2. Wat is DNA en hoe wordt DNA gekopieerd tijdens celdeling/kan het
veranderen?
Deoxyribonucleic acid (DNA): Moleculen die samen de chromosomen vormen.
Bestaat uit bouwstenen (nucleotiden) die samengehouden worden door twee
gedraaide strengen. Segmenten van het DNA worden genen genoemd. Deze
geven instructies om proteïne te maken.
Loci: Een vaste positie (op een chromosoom) waar een gen, of nucleotiden
zich bevinden (loci = plaats).
Alleles: Meerdere varianten van een gen. Elke variant van hetzelfde gen = een allel.
Nucleotides: Bevatten een nitrogen (stikstof) basis waarvan
er 4 soorten zijn: A, T, C en G.
Alleen deze combinaties (basenparen) zijn mogelijk:
o A (adenine) en T (thymine)
o C (cytosine) en G (guanine)
, 1.3.1C Differences between people | 2022/2023
Messenger ribonucleic acid (mRNA): Een complementaire kopie van het DNA. Speelt een
centrale rol in het tot uiting komen van genen (fenotype).
➢ Genen triggeren de productie van proteïnen, na een verandering in de omgeving.
Een gen splitst van het DNA, deze vormen weer een connectie waardoor een kopie
ontstaat (mRNA). Deze verplaatst van de celkern naar het cellichaam.
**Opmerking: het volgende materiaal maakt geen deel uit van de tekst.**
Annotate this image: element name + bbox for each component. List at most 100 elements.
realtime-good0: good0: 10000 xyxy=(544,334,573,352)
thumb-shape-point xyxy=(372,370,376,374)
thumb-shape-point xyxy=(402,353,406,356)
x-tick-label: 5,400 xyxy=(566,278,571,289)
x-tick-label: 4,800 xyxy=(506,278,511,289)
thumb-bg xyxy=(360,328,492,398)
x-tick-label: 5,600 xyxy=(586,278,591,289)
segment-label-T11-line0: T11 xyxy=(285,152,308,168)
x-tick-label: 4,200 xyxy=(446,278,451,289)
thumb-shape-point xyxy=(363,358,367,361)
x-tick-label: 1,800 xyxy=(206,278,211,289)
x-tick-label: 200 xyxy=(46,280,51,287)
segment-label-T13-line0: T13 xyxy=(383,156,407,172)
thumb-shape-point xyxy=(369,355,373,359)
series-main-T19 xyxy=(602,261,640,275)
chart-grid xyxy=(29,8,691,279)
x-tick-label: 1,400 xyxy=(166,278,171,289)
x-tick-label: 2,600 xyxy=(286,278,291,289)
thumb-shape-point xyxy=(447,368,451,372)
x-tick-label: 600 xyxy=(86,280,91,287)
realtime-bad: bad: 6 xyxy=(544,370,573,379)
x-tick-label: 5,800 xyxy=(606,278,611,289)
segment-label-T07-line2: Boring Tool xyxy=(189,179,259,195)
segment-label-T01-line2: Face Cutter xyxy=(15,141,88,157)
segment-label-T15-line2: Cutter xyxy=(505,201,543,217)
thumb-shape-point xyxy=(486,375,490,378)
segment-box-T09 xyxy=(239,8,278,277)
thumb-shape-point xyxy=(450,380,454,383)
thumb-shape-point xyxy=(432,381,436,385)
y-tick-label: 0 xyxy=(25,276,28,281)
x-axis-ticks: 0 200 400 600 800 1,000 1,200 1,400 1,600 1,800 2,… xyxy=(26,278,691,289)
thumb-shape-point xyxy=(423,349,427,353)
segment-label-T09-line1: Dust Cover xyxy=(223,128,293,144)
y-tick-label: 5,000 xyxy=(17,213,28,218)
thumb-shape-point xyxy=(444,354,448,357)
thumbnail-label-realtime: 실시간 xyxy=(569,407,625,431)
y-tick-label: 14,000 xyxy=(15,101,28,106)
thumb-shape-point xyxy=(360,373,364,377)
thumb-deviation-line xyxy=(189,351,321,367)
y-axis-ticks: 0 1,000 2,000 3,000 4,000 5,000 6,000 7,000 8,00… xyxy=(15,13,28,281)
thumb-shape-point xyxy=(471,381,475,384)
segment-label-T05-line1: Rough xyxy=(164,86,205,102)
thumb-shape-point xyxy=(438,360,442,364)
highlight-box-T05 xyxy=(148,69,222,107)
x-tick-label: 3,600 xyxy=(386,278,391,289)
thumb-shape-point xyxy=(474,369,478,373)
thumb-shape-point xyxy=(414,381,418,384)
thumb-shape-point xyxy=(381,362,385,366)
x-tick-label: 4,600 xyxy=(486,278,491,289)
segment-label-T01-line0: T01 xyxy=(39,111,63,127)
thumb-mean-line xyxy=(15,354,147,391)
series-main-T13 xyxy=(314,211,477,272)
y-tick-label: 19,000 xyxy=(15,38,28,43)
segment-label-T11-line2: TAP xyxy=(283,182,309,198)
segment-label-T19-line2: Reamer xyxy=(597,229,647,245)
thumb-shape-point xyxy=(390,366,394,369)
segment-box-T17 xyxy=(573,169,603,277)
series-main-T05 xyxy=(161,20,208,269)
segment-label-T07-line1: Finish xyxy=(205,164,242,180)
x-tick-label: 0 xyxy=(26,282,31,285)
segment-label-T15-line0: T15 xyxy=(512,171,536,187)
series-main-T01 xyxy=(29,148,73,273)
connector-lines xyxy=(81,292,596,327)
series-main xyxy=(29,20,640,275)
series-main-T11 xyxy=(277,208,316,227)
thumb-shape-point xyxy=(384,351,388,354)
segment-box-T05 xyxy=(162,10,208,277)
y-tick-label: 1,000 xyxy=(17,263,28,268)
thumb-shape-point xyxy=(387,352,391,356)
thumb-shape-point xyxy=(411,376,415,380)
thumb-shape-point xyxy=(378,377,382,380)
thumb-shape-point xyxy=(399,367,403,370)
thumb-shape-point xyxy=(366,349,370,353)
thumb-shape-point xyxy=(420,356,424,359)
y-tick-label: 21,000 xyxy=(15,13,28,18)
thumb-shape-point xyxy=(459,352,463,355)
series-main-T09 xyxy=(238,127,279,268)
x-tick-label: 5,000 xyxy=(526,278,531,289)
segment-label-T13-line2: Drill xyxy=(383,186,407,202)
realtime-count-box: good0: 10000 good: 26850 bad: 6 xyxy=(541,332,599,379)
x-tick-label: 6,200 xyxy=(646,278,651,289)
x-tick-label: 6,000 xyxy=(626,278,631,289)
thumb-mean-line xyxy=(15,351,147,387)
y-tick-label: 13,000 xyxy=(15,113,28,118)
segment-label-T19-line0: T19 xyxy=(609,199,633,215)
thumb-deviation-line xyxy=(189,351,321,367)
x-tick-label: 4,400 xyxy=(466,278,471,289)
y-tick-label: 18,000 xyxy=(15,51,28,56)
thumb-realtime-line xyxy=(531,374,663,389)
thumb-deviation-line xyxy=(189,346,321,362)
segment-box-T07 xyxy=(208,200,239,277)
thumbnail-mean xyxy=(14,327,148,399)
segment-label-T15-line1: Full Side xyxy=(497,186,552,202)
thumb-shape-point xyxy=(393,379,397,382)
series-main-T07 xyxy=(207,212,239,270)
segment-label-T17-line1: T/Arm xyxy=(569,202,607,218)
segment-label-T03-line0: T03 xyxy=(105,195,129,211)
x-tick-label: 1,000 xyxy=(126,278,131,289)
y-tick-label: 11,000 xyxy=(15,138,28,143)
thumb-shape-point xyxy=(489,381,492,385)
3. Hoe werkt overerving van eigenschappen bij mensen? Hoe bereken je risico's
en wat zijn uitgangspunten van overerving?
Genotype: Genen die aanwezig zijn bij de bevruchting op moleculair niveau.
Fenotype: Genen die tot uiting komen + waarneembare kenmerken.
Genomise inprinting: Genen hebben verschillende effecten, afhankelijk of ze van de moeder
of vader geërfd zijn. Bv. genen van moeder actief, genen van vader onderdrukt.
Autosomes: De 22 paar chromosomen die geen geslacht bepalen.
Single pair erfelijkheid
Simple dominant-recessive inheritance: Als 1 allel een andere allel domineert, zodat alleen
zijn fenotype tot uiting komt.
Dominante allele: Komt altijd tot uiting bij concurrerende alleles. Het maskeert het
effect van een recessieve allele. Bv. Tong krullen.
Recessieve allele: Komt alleen tot uiting wanneer er twee recessieve alleles aanwezig
zijn. Bevatten meestal afwijkende eigenschappen (aandoeningen). Bv. Kleurenblindheid.
Homozygoot allel: Wanneer de alleles van een bepaalde eigenschap van beide ouders
hetzelfde zijn. Bv. AA of aa.
Heterozygoot allel: Wanneer de alleles van beide ouders verschillen van een bepaalde
eigenschap. Bv. Aa of aA.
Carrier/drager: Een heterozygoot individu bij wie recessieve allele zichtbaar is in het
fenotype, maar wie wel deze genen kan doorgeven aan het nageslacht.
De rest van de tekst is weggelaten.